Before every episode of The Vergecast I sit down, read through a bunch of news, and take a bunch of notes. It’s one of the most enjoyable parts of my week, and I started thinking it might be fun to do every day on the site. So, every day this week I’m sitting down and writing some notes on the news as though I’ll be talking about it later. Are you into this? Am I into this? I don’t know. But it’s fun to do! Give me some feedback and we’ll keep mutating this into something good.
I got sick at SXSW last week so Show Notes fell off a bit… but I’m back! And only slightly loaded up on cough syrup! Lots to talk about today, and some stuff from the end of last week I want to touch on as well. Let’s get to it.
THE ENTIRE ARGUMENT FOR NET NEUTRALITY TO EXIST
- Lauren Goode spent two days with Netflix leading up to the launch of Iron Fist. (Which appears to be just terrible.) But she learned a lot about Netflix’s future plans, including recutting shows specifically for mobile and replacing the five-star rating system with thumbs-up and thumbs-down.
- Lauren was also the only journalist to press Reed Hastings on net neutrality during the event — Netflix was an aggressively vocal champion of net neutrality through 2015, when the FCC passed the Open Internet Order. How aggressive? In 2014, the company threatened to have its subscribers protest ISPs if it didn’t get its way.
- But in 2017, with new FCC chairman Ajit Pai clearly indicating that he plans to dismantle net neutrality and let ISPs go crazy, Hastings told Lauren that “he’s not too worried… even if the formal framework gets weakened, because consumers know they’re entitled to getting all of the web services.” Translation: Netflix will be fine, because no ISP is stupid enough to screw with Netflix and its 50 million passionate subscribers
- Jake Kastrenakes charted Netflix’s positions on net neutrality over the years; you can clearly see the company walk back from its early position as it gets bigger and gains more leverage with ISPs.
- So basically: now that Netflix was able to use the open internet to grow a huge audience, it’s mostly fine with net neutrality going away because it has the leverage to demand favorable treatment.
- And being able to cut favorable deals means that upstart rivals to Netflix won’t be able to compete on a level playing field.

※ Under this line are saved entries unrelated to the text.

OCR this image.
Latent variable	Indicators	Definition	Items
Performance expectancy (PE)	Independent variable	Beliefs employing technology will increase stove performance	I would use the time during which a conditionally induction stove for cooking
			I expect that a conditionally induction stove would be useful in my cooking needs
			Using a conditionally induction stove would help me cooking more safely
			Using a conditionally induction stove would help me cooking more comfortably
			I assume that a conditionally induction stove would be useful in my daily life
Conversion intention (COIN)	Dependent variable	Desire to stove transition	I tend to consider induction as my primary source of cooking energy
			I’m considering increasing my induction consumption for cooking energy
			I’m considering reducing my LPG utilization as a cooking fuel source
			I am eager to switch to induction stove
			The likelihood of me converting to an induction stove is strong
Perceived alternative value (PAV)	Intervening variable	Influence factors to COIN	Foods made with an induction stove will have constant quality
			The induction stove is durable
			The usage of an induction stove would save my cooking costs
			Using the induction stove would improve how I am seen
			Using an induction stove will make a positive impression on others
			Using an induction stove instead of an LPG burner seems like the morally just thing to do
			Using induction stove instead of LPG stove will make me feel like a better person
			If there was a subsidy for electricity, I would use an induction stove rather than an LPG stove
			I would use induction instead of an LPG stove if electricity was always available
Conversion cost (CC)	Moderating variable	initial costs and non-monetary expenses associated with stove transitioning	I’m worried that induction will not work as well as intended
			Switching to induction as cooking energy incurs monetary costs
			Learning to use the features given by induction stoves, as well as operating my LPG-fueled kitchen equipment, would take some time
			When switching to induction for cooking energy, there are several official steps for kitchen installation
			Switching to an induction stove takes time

Which is very smart business for Netflix.
- But very sad for the internet economy and startup culture: how can a new rival compete with a prioritized or zero-rated Netflix if its service is delivered more slowly or costs more in data charges?
BIXBY GOES DOWN
- Samsung’s big Galaxy S8 event is next week on the 29th, and we’ll have full blowout coverage. But the news started today: Dan Seifert wrote up Bixby, Samsung’s new voice assistant. The twist is that Bixby isn’t designed to go out and answers questions from the cloud, like Google Assistant or Siri or whatever — it’s designed to actually operate your phone for you.
- It sounds like Samsung is trying to merge touch and voice — you can tap on the screen and then ask for help to keep going or to complete the task you started. It’s very clever conceptually — and it patches a hole that other voice assistants have left open, but of course you have to use “Bixby-enabled” apps for it all to work. And you just know that means you’ll be locked into Samsung’s apps, because Android developers don’t typically race to support new APIs, let alone weird APIs for one phone.
- Dan, fire emoji:
Bixby exists to solve one of the most difficult challenges in all of tech: make Samsung’s own poorly designed software and interfaces easier to use.
A TRAIN OF THOUGHT ABOUT APPLE AND AR
- Apple is working on several AR features for the next iPhone, according to Bloomberg scoop-machine Mark Gurman. There are two ways to read the rumored list of features: either Apple is working on super wild new AR ideas, or it’s doing a lot of work to deliver what sounds like slightly better riffs on Snapchat filters.
- Apple has riffed on Instagram filters in the past — they’re right there in the camera app — but they didn’t exactly set the world on fire. The value of these things isn’t their quality, it’s the social distribution networks to which they’re attached, and Apple hasn’t historically done a great job of building social tools.
- Except for iMessage. Maybe this is part of iMessage? That would be super interesting.
- A full-on iMessage reboot with filters and stories is exactly the sort of nightmare 2017 seems poised to deliver.
- But Apple doesn’t need to do that, because iMessage doesn’t have to make any money on its own, as Snapchat and Instagram and Whatsapp have to do. It just has to lock you into never leaving iOS and always buying a new iPhone, and it is spectacular at doing that.
- Apple figuring out how to walk the line between distributing cool new AR photo features and not screwing too much with iMessage is going to be really interesting to see come together, if this is indeed all happening with this next iPhone.